POPEYE 

(1980) 

Review by Pauline Kael


There are no forebears or influences that would help to explain Shelley Duvall’s acting; she doesn’t seem to owe anything to anyone. She’s an original who has her own limpid way of doing things—a simplicity that isn’t marred by conventional acting technique, but that by now she has adapted to a wide range of characters. In the new Robert Altman film, Popeye, from Jules Feififer’s screenplay, in which she plays Olive Oyl, she sings in a small, wavering voice, and she hits tones that are so flat yet so true that they are transcendently comic. Her dancing has the grave gentleness of the Laurel & Hardy soft-shoe numbers, though she doesn’t move anything like either of them. She’s Olive Oyl of the long neck and stringbean body and the clodhoppers, and at the same time she has a high-fashion beauty. The screwed-tight hair twisted into a cruller at the neck seems just what Olive needs to set off her smooth, rounded forehead. She curls her long legs around each other—entwining them in the rubber-legged positions of the cartoon figure—and it seems the most natural thing for her to do.

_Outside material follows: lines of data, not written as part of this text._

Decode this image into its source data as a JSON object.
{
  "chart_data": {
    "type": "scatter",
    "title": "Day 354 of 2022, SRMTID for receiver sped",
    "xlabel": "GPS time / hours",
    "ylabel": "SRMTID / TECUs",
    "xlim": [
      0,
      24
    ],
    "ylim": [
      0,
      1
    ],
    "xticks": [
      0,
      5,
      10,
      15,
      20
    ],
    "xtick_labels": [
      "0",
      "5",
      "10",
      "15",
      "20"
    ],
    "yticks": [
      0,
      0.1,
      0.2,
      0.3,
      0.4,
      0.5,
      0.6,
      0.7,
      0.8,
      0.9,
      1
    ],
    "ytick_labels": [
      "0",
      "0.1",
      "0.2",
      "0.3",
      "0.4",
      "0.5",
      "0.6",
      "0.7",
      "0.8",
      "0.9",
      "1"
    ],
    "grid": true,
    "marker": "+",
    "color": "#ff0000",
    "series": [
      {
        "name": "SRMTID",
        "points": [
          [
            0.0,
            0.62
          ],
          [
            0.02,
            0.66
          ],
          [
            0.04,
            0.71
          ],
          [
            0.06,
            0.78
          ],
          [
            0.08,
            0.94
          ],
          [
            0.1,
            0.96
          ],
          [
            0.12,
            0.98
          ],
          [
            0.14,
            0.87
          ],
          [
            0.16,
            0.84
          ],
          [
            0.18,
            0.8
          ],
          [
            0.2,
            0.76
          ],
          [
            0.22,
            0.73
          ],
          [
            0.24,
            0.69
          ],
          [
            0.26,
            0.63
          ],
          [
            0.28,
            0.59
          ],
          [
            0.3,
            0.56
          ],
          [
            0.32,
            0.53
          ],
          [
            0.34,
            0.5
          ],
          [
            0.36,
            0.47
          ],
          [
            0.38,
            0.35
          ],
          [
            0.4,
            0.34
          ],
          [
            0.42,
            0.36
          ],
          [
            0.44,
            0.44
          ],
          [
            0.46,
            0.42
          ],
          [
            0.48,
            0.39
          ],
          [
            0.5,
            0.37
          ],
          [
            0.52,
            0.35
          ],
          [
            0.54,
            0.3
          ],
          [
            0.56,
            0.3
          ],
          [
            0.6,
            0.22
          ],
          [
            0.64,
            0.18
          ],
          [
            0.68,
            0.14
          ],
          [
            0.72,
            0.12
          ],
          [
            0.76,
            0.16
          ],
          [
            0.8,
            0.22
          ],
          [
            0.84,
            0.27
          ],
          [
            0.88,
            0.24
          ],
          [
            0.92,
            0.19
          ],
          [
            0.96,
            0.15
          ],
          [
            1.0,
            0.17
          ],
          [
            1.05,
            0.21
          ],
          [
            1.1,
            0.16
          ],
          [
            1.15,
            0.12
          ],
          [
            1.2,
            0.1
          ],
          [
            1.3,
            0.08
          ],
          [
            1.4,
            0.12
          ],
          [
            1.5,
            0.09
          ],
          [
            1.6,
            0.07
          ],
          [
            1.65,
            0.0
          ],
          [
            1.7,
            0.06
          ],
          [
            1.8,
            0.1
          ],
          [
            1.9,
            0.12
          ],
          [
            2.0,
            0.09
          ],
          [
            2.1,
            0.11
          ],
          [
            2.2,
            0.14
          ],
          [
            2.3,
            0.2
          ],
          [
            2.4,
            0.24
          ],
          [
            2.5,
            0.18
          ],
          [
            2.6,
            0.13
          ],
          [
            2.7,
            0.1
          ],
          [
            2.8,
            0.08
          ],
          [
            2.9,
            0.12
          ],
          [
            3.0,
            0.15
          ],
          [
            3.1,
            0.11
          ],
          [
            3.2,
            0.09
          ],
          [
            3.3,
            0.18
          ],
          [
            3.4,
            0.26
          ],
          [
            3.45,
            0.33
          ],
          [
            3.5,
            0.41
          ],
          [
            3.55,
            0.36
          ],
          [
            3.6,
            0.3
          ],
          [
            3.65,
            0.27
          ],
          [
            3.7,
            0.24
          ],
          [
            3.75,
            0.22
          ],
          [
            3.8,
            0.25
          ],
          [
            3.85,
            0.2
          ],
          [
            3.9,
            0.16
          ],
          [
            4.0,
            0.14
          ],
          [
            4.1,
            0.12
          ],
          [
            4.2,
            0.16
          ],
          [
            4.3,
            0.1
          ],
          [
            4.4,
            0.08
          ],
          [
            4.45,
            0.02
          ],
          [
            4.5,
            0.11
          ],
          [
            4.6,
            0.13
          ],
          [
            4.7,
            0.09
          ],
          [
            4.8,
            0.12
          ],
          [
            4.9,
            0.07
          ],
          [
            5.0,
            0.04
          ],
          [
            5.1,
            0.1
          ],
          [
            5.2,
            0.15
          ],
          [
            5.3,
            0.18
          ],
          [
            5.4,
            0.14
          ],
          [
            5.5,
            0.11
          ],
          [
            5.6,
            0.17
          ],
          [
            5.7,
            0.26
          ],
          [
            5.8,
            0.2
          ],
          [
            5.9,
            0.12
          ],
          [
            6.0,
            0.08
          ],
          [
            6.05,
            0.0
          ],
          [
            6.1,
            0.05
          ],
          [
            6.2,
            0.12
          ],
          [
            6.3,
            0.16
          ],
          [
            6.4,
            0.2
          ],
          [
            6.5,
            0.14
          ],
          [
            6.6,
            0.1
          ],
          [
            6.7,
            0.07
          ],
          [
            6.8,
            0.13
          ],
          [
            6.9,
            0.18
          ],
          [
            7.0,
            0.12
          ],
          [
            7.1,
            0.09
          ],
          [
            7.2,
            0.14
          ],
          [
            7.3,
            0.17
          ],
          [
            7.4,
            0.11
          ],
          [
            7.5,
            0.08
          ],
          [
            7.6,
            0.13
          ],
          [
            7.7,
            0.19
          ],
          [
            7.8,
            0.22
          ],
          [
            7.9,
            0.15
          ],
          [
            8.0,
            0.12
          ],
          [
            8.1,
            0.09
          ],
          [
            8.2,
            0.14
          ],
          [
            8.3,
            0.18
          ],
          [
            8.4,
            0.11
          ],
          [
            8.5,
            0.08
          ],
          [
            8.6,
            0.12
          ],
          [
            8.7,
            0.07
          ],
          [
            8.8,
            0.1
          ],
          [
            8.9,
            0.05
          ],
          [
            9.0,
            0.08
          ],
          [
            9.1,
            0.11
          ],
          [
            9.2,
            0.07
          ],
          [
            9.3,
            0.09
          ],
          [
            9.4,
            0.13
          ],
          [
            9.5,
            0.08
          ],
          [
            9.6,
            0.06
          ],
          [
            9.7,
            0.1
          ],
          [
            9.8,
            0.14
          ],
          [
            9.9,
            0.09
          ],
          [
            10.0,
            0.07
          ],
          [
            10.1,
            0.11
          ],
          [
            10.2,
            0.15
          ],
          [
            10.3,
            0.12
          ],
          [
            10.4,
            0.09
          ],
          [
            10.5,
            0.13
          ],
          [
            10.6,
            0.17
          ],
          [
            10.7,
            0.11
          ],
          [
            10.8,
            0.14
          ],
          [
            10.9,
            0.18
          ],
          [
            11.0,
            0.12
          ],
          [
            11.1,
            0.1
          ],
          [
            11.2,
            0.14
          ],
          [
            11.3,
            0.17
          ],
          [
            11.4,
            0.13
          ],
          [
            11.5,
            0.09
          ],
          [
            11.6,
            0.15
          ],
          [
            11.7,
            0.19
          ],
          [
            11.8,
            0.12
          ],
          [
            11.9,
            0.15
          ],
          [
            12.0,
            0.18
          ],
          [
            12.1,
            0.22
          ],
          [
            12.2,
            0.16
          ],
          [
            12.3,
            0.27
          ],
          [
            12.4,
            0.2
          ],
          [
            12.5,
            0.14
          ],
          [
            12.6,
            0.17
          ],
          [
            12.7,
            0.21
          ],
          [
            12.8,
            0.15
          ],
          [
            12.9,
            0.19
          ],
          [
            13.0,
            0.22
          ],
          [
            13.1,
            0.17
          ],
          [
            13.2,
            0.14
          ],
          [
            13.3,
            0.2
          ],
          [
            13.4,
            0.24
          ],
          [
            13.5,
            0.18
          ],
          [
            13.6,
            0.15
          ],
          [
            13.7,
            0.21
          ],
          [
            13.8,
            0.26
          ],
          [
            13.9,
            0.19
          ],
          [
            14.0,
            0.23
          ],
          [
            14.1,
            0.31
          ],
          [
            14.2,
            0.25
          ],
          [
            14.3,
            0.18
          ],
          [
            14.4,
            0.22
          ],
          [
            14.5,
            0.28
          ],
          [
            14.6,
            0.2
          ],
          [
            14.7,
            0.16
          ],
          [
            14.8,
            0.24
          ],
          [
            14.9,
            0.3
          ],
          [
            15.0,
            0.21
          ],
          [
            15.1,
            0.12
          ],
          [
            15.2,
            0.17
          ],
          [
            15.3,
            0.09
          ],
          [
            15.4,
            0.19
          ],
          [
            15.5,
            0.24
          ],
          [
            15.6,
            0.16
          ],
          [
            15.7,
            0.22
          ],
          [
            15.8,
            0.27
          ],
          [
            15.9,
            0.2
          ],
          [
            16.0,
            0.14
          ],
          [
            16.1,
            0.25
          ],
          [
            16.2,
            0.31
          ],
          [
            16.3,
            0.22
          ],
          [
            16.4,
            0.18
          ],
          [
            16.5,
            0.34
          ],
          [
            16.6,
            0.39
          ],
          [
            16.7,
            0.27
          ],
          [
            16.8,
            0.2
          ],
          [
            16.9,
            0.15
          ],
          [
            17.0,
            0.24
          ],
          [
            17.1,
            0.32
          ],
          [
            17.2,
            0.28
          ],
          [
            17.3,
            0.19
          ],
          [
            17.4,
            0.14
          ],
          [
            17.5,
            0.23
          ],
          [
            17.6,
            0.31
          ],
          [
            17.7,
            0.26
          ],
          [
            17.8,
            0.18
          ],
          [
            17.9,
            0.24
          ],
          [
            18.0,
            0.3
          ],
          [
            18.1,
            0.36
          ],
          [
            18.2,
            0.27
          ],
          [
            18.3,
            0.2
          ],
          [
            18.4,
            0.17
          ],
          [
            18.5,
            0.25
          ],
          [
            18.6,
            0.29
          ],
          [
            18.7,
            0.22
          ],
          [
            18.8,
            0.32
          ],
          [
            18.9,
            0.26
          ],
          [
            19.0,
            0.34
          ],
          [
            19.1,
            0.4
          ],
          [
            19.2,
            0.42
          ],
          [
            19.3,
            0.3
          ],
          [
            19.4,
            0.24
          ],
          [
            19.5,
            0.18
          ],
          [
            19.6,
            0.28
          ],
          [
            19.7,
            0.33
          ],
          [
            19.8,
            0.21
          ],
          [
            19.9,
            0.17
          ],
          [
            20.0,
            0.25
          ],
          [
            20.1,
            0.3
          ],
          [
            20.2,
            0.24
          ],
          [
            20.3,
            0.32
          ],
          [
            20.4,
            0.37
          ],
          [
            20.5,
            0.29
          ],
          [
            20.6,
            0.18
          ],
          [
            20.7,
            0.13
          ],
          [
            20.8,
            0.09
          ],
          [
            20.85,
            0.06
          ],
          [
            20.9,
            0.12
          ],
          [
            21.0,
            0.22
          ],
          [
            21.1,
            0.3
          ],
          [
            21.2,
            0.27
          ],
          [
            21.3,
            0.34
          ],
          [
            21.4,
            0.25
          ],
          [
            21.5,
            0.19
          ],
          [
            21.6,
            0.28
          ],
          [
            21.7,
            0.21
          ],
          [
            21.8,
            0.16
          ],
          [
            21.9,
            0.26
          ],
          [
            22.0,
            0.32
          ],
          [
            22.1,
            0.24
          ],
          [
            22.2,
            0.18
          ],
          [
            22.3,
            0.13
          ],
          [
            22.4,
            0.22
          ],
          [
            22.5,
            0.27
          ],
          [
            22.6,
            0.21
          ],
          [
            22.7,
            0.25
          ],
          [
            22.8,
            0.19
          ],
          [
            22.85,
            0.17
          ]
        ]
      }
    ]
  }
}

Olive lives in Sweethaven, a tumbledown seacoast Dogpatch, and she’s the local belle. When she’s teased about getting engaged to the domineering, wide-as-a-barn Captain Bluto, the most hated and feared man in town, she gets the desperate, trapped expression of a girl who knows that she has made a terrible mistake, and, trying to find a virtue in Bluto (who snorts like a bull and looks as if he’d be more comfortable on all fours), she answers, “He’s large.” And the plaintive defensiveness—the sense of hopelessness—she brings to those words is so pure that you may feel a catch in your throat while you’re smiling. When Popeye, the squinting sailor, searching the seven seas for the pappy who ditched him when he was an infant, arrives at Sweethaven, he moves into the boarding house run by the Oyl family. Olive is very uppity to Popeye and to everyone else; she holds her head high on her tube of a neck and sniffs like a duchess. “Persnickety” is the word for Olive, but there are delicate shades of stubbornness and confusion in her face, and sometimes a frightened look in her eyes. Shelley Duvall takes the funny-page drawing of Olive Oyl and breathes her own spirit in to it. Possibly she can do this so simply because she accepts herself as a cartoon to start with, and, working from that, goes way past it. So far past it that we begin to find chic in her soft, floppy white collars and her droopy, elongated skirts.